Six women, dancing. The strength and grace of archers. Purpose in their eyes and in the weight of their heads, held back on delicate necks. Warriors. Weight shifts forward to bent knees; hold. Spring back, hind legs ready to receive. Hold. Turn, together. Intention in their wrists and in their ankles, grace in their power, power in their poise.
A feeling of yearning: a pull, a pulse, a flutter.
Sinking down to sleep. Hovering on a lower layer of consciousness. Then submerged. Rising suddenly on a startling thought, a thought dressed in white.

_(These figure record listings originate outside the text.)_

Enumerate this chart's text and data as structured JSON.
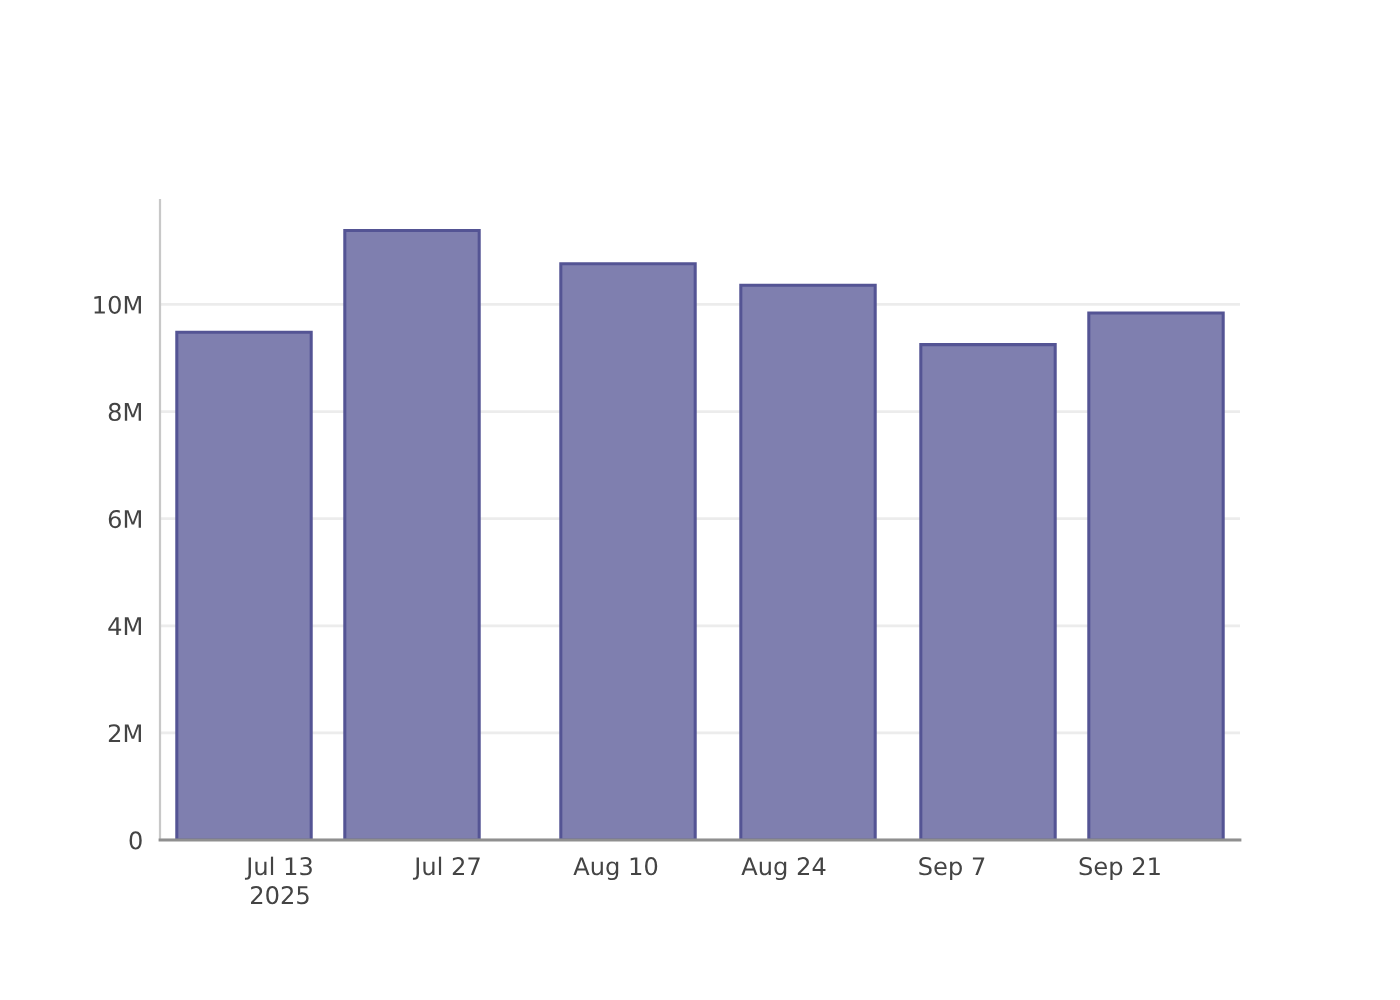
{
  "chart_data": {
    "type": "bar",
    "x": [
      "2025-07-10",
      "2025-07-24",
      "2025-08-11",
      "2025-08-26",
      "2025-09-10",
      "2025-09-24"
    ],
    "values": [
      9480000,
      11380000,
      10760000,
      10360000,
      9250000,
      9840000
    ],
    "color": "#7f7faf",
    "xlim": [
      "2025-07-03",
      "2025-10-01"
    ],
    "xticks": [
      {
        "value": "2025-07-13",
        "label": "Jul 13\n2025"
      },
      {
        "value": "2025-07-27",
        "label": "Jul 27"
      },
      {
        "value": "2025-08-10",
        "label": "Aug 10"
      },
      {
        "value": "2025-08-24",
        "label": "Aug 24"
      },
      {
        "value": "2025-09-07",
        "label": "Sep 7"
      },
      {
        "value": "2025-09-21",
        "label": "Sep 21"
      }
    ],
    "ylim": [
      0,
      11950000
    ],
    "yticks": [
      0,
      {
        "value": 2000000,
        "label": "2M"
      },
      {
        "value": 4000000,
        "label": "4M"
      },
      {
        "value": 6000000,
        "label": "6M"
      },
      {
        "value": 8000000,
        "label": "8M"
      },
      {
        "value": 10000000,
        "label": "10M"
      }
    ],
    "grid": "y"
  }
}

Warm wind, a smell of thawing earth. A dank odour: memories of wet dog and melt ponds. Take it back, further. March, my mother’s voice. My brother’s rainsuit, rubber jacket and matching plaid pants (it was the eighties, after all). Puddles with a shell of ice so thin I saw air bubbles moving, ice that shattered crystalline at the touch of a twig or my red boot.
Is this how it will feel to remember now, thirty years from now?
An aged German shepherd in elegant decrepitude. His hind legs circling like bicycle wheels. When he bays, his bark is an old man’s woof.
Walking fast into gusts, a pleasant strain in my haunches, my thighs. I can feel flesh shifting, the shape of it, its weight.